Sono 14.195 le imprese venete del Trasporto (Trasporto merci – BusOperator – Ncc –Taxi – Logistica) che danno lavoro a 86.506 addetti. A dare l'idea degli effetti devastanti dei rincari una semplice proporzione: ogni centesimo di aumento impatta sulle imprese per 500 euro in più l'anno per ogni singola motrice.


«La categoria continua a dimostrare un grande senso di responsabilità - prosegue Fantinato - nonostante, come spesso è accaduto negli ultimi tempi, le provocazioni e il tentativo di cavalcare il malcontento siano sfociati in momenti di tensione. Pur apprezzando le ipotesi illustrate dalla viceministra Bellanova, ribadiamo che gli autotrasportatori necessitano di provvedimenti concreti e certi. Ad oggi non è previsto nulla di tutto questo. È finito il tempo degli annunci. Il rispetto delle regole è essenziale e fondamentale per superare la difficile fase vertenziale in atto, aggravata dall’incremento registrato sul prezzo del gasolio. Le ipotesi di soluzioni, pur apprezzabili, non sono ancora concretizzate in norme, ma restano mere manifestazioni di volontà».
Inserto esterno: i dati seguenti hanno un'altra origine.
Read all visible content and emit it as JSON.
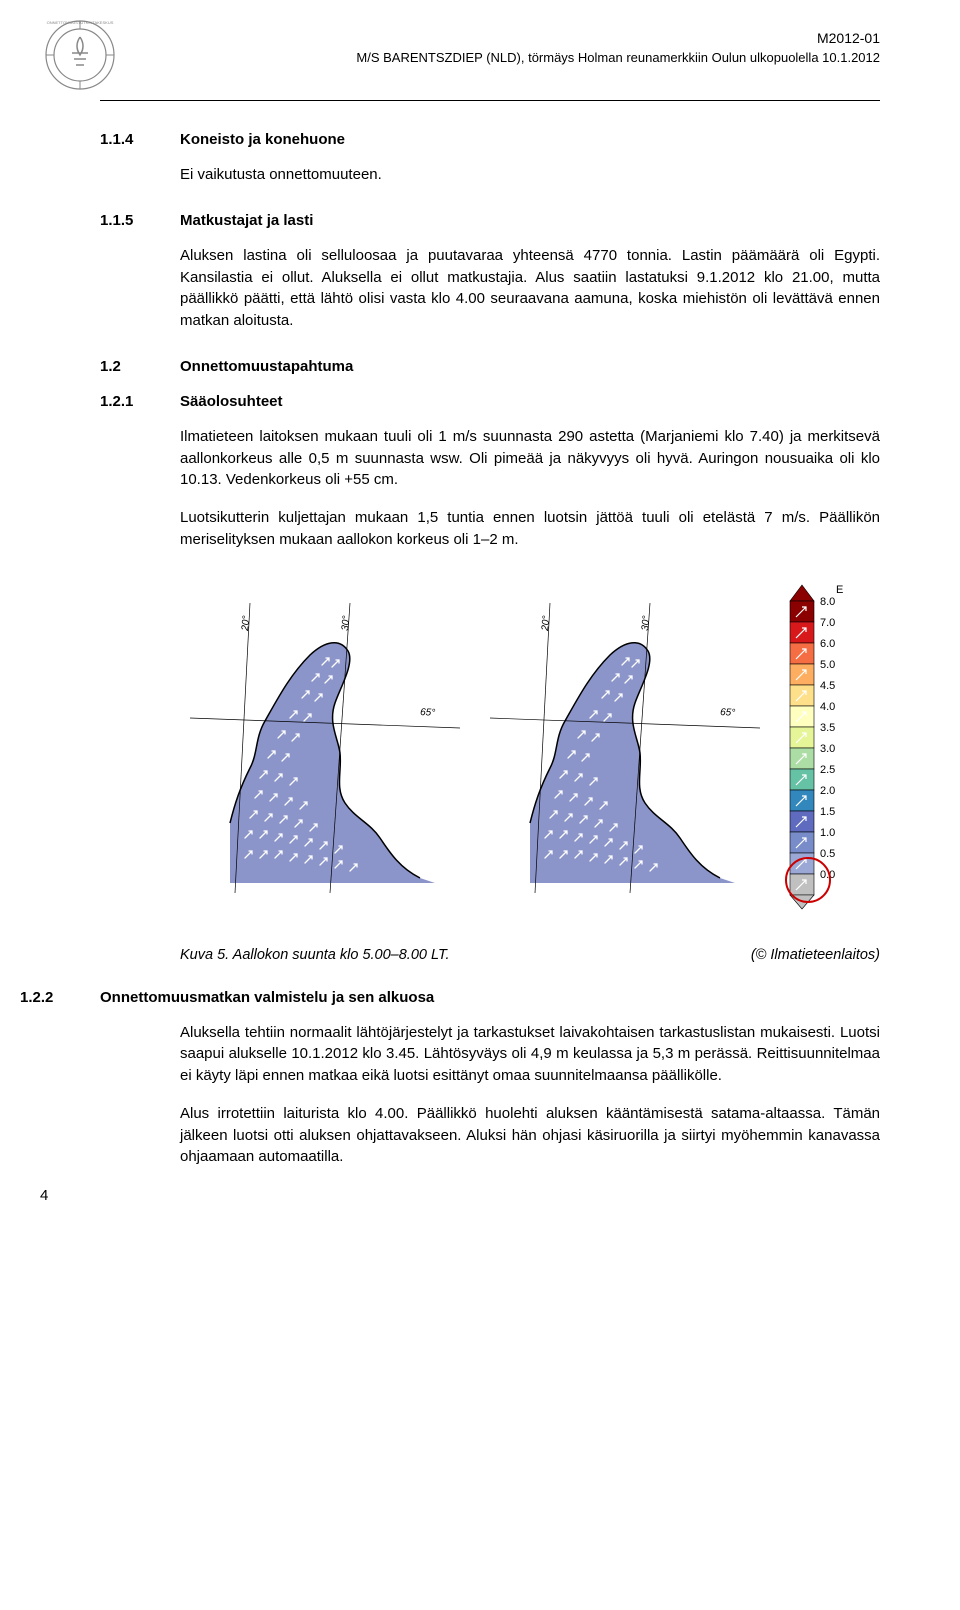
{
  "header": {
    "code": "M2012-01",
    "title": "M/S BARENTSZDIEP (NLD), törmäys Holman reunamerkkiin Oulun ulkopuolella 10.1.2012"
  },
  "sections": [
    {
      "num": "1.1.4",
      "title": "Koneisto ja konehuone",
      "paras": [
        "Ei vaikutusta onnettomuuteen."
      ]
    },
    {
      "num": "1.1.5",
      "title": "Matkustajat ja lasti",
      "paras": [
        "Aluksen lastina oli selluloosaa ja puutavaraa yhteensä 4770 tonnia. Lastin päämäärä oli Egypti. Kansilastia ei ollut. Aluksella ei ollut matkustajia. Alus saatiin lastatuksi 9.1.2012 klo 21.00, mutta päällikkö päätti, että lähtö olisi vasta klo 4.00 seuraavana aamuna, koska miehistön oli levättävä ennen matkan aloitusta."
      ]
    },
    {
      "num": "1.2",
      "title": "Onnettomuustapahtuma",
      "paras": []
    },
    {
      "num": "1.2.1",
      "title": "Sääolosuhteet",
      "paras": [
        "Ilmatieteen laitoksen mukaan tuuli oli 1 m/s suunnasta 290 astetta (Marjaniemi klo 7.40) ja merkitsevä aallonkorkeus alle 0,5 m suunnasta wsw. Oli pimeää ja näkyvyys oli hyvä. Auringon nousuaika oli klo 10.13. Vedenkorkeus oli +55 cm.",
        "Luotsikutterin kuljettajan mukaan 1,5 tuntia ennen luotsin jättöä tuuli oli etelästä 7 m/s. Päällikön meriselityksen mukaan aallokon korkeus oli 1–2 m."
      ]
    }
  ],
  "figure": {
    "caption_left": "Kuva 5.      Aallokon suunta klo 5.00–8.00 LT.",
    "caption_right": "(© Ilmatieteenlaitos)",
    "legend": {
      "values": [
        "8.0",
        "7.0",
        "6.0",
        "5.0",
        "4.5",
        "4.0",
        "3.5",
        "3.0",
        "2.5",
        "2.0",
        "1.5",
        "1.0",
        "0.5",
        "0.0"
      ],
      "colors": [
        "#8b0000",
        "#d7191c",
        "#f46d43",
        "#fdae61",
        "#fee08b",
        "#ffffbf",
        "#e6f598",
        "#abdda4",
        "#66c2a5",
        "#3288bd",
        "#5e6bbf",
        "#788cc9",
        "#9ba8d6",
        "#c0c0c0"
      ]
    },
    "map": {
      "sea_color": "#8b95c9",
      "land_color": "#ffffff",
      "border_color": "#000000",
      "arrow_color": "#ffffff",
      "grid_color": "#000000",
      "lon_labels": [
        "20°",
        "30°"
      ],
      "lat_label": "65°"
    }
  },
  "section_after_figure": {
    "num": "1.2.2",
    "title": "Onnettomuusmatkan valmistelu ja sen alkuosa",
    "paras": [
      "Aluksella tehtiin normaalit lähtöjärjestelyt ja tarkastukset laivakohtaisen tarkastuslistan mukaisesti. Luotsi saapui alukselle 10.1.2012 klo 3.45. Lähtösyväys oli 4,9 m keulassa ja 5,3 m perässä. Reittisuunnitelmaa ei käyty läpi ennen matkaa eikä luotsi esittänyt omaa suunnitelmaansa päällikölle.",
      "Alus irrotettiin laiturista klo 4.00. Päällikkö huolehti aluksen kääntämisestä satama-altaassa. Tämän jälkeen luotsi otti aluksen ohjattavakseen. Aluksi hän ohjasi käsiruorilla ja siirtyi myöhemmin kanavassa ohjaamaan automaatilla."
    ]
  },
  "page_number": "4"
}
Sulla questione gasolio la Vice Ministra ha annunciato che la risposta alla categoria sarà data da un provvedimento generale del Governo di cui non si conosce l’entità effettiva. A complicare il problema rincari si aggiunge però la situazione sempre più insostenibile di atti speculativi, come denunciato dal Ministro Cingolani, che mantengono elevato il prezzo del carburante e degli additivi.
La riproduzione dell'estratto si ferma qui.